The EEOC regulations govern the implementation of the Pregnant Workers Fairness Act, bipartisan legislation passed by Congress and signed into law by President Joe Biden in December 2022. The law went into effect in June 2023 and prohibits employment practices that discriminate against making reasonable accommodations for qualified employees due to their pregnancy, childbirth "or related medical conditions." The final regulations for the law were published in April 2024.

Many pro-life activists, including the USCCB, supported the legislation. But the EEOC regulation governing the implementation of that law, issued after it was enacted, contained broad language including abortion among "related medical conditions," and the potential circumstances for which employers may have to grant workplace accommodations, such as time off for medical appointments or additional rest breaks.

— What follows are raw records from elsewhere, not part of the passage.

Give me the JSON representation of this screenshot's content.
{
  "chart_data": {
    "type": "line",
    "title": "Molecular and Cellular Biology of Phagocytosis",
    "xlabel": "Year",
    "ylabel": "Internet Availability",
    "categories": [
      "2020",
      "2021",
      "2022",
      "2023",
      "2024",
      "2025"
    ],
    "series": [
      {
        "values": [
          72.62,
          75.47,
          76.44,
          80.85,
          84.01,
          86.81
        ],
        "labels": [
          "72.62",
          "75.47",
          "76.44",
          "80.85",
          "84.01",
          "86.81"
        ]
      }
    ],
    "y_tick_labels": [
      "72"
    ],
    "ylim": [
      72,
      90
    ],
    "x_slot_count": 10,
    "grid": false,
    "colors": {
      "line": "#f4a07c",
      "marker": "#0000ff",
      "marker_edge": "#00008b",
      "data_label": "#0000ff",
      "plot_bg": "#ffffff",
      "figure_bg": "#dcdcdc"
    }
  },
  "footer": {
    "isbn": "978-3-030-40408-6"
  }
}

In an April 15 statement about the final regulation, EEOC Chair Charlotte A. Burrows said the law "gives pregnant workers clear access to reasonable accommodations that will allow them to keep doing their jobs safely and effectively, free from discrimination and retaliation."

Becket, a Washington-based religious liberty law firm, filed a lawsuit in the U.S. District Court for the Western District of Louisiana on behalf of the USCCB, as well as The Catholic University of America and the dioceses of Lake Charles and Lafayette in Louisiana.

The complaint, filed in in the U.S. District Court for the Western District of Louisiana, states that "Congress was right and EEOC is wrong."

"The PWFA is not an abortion accommodation mandate. Rather, it fills a gap in federal employment law by ensuring pregnant women receive workplace accommodations to protect their pregnancies and their preborn children," it said.

Daniel Blomberg, vice president and senior counsel for Becket, told OSV News that the case is important because the Pregnant Workers Fairness Act itself is a "really good law."

"It's about protecting pregnant women and their children in the workplace," Blomberg said. "The idea is that you want to have a healthy pregnancy and a healthy childbirth, and that's great for a healthy country. That's why USCCB supported that law. That's why a lot of folks supported this bipartisan law."

But the law, he said, "has been hijacked by a partisan EEOC that is trying to use a law about healthy pregnancy to force abortion on employers nationwide, including religious employers, and that's just not right."

When asked what EEOC could do to rectify the issue from Becket's perspective, Blomberg replied, "It's an easy fix: Do what Congress said."

"Congress said, 'We're here to protect pregnancy and childbirth,'" he said. "So let's protect pregnancy and childbirth."

"The core components of this (law) is about protecting moms protecting kids," Blomberg added. "That's wonderful. That's good. We should do that."

Peter Kilpatrick, Catholic University's president, said in a May 23 statement regarding the university's suit against the EEOC that the school has "shown our commitment to supporting the mothers who are a crucial part of our community." He pointed to Catholic University's Guadalupe Project, which was created to support expectant mothers on campus, saying, "We will continue this work."

He added that the EEOC regulation creates the possibility of "substantial liability for employers who express and enforce life-affirming policies and practices in the workplace," and diminished religious protections.

"The Catholic University of America community remains steadfast in our commitments to upholding the sanctity of life and supporting women and pregnant mothers in the workplace," Kilpatrick said. "We firmly reject any suggestion of tension between those two core commitments. We can -- and we do -- support women as they grow their families, and we believe it is possible to do so wholeheartedly while also supporting the dignity of life at all stages. Our mission to cultivate a culture of love, respect, and compassion demands nothing less."